Estimating the camera motion from a pair of images
Before we set out to actually find the motion between two cameras, let's examine the inputs and the tools we have at hand to perform this operation. First, we have two images of the same scene from (hopefully not extremely) different positions in space. This is a powerful asset, and we will make sure that we use it. As for tools, we should take a look at mathematical objects that impose constraints over our images, cameras, and the scene.
Two very useful mathematical objects are the fundamental matrix (denoted by F) and the essential matrix (denoted by E), which impose a constraint over corresponding 2D points in two images of the scene. They are mostly similar, except that the essential matrix is assuming usage of calibrated cameras; this is the case for us, so we will choose it. OpenCV allows us to find the fundamental matrix via the findFundamentalMat function and the essential matrix via the findEssentialMatrix function. Finding the essential matrix can be done as follows:
Mat E = findEssentialMat(leftPoints, rightPoints, focal, pp);
This function makes use of matching points in the left-hand side image, leftPoints, and right-hand side image, rightPoints, which we will discuss shortly, as well as two additional pieces of information from the camera's calibration: the focal length, focal, and principal point, pp.
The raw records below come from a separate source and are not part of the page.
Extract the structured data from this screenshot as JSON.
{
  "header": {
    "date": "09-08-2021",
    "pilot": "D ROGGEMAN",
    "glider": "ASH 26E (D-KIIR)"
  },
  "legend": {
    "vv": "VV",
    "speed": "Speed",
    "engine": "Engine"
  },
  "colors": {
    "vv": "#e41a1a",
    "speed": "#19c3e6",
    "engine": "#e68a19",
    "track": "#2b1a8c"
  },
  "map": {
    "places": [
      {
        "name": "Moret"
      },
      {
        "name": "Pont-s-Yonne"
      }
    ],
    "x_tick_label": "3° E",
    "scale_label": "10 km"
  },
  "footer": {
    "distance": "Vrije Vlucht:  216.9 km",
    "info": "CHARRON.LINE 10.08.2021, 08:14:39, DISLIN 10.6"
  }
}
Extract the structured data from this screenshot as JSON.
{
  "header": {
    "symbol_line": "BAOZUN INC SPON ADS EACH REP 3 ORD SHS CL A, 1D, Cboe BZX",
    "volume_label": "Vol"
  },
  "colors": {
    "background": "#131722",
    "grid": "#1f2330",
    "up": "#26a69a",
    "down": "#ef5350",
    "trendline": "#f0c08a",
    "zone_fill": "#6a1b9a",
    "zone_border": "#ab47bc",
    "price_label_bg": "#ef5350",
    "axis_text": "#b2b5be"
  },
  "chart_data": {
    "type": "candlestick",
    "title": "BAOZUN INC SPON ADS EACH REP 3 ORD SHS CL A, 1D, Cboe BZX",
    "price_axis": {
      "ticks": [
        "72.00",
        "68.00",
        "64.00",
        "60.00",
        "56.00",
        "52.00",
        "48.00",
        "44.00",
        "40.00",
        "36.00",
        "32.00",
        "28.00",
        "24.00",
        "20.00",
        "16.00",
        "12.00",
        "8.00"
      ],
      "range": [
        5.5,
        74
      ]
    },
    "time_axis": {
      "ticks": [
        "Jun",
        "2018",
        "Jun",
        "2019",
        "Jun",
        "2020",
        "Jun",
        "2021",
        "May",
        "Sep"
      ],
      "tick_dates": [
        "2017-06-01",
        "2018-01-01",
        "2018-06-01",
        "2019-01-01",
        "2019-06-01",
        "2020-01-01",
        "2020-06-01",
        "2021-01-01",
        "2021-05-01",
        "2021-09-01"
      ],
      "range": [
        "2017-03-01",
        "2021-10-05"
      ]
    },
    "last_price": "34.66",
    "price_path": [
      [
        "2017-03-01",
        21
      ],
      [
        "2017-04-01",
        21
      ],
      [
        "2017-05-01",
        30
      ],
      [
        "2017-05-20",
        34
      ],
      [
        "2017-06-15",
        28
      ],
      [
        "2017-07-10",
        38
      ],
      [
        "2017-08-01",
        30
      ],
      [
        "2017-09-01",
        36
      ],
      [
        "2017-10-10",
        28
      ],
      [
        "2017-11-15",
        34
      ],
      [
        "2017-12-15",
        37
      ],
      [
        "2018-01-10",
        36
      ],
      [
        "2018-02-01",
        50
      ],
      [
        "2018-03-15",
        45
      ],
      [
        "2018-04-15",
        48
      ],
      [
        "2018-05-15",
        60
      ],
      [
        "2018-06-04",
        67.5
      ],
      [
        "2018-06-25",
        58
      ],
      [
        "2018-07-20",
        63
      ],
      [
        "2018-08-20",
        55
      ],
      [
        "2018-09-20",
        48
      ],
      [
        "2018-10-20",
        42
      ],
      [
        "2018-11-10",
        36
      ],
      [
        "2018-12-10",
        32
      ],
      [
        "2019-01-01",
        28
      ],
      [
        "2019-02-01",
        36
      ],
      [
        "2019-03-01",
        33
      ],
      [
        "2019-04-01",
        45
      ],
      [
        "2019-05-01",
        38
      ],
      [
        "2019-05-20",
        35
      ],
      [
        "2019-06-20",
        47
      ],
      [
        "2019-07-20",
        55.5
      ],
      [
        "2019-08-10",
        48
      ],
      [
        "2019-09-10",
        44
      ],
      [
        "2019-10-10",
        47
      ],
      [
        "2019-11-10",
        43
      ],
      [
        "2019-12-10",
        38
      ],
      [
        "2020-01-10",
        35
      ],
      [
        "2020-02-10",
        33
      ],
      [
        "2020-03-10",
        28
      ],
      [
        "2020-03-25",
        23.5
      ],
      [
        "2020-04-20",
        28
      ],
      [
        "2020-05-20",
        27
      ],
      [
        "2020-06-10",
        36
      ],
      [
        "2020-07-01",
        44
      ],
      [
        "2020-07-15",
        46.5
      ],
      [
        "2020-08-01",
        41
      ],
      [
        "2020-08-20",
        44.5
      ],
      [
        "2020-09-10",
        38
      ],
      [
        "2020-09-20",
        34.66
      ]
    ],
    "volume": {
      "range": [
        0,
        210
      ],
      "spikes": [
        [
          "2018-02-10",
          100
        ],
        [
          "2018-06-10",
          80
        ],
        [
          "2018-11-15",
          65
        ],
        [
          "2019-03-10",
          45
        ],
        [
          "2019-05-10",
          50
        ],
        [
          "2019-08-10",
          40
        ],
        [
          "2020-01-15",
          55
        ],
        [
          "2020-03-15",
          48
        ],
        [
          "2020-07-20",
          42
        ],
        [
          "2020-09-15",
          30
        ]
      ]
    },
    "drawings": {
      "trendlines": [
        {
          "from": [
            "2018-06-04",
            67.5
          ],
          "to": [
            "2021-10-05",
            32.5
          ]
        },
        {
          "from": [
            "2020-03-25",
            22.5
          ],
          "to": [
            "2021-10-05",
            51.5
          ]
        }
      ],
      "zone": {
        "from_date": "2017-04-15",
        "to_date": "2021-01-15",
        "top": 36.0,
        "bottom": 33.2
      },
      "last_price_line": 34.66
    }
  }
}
The essential matrix E is a 3x3 sized matrix, which imposes the following constraint on a point x in one image and a point and a point x' corresponding image:
x'KTEKx = 0
Here, K is the calibration matrix.
This is extremely useful, as we are about to see. Another important fact we use is that the essential matrix is all we need in order to recover the two cameras' positions from our images, although only up to an arbitrary unit of scale. So, if we obtain the essential matrix, we know where each camera is positioned in space, and where it is looking. We can easily calculate the matrix if we have enough of those constraint equations, simply because each equation can be used to solve for a small part of the matrix. In fact, OpenCV internally calculates it using just five point-pairs, but through the Random Sample Consensus algorithm (RANSAC), many more pairs can be used and they make for a more robust solution.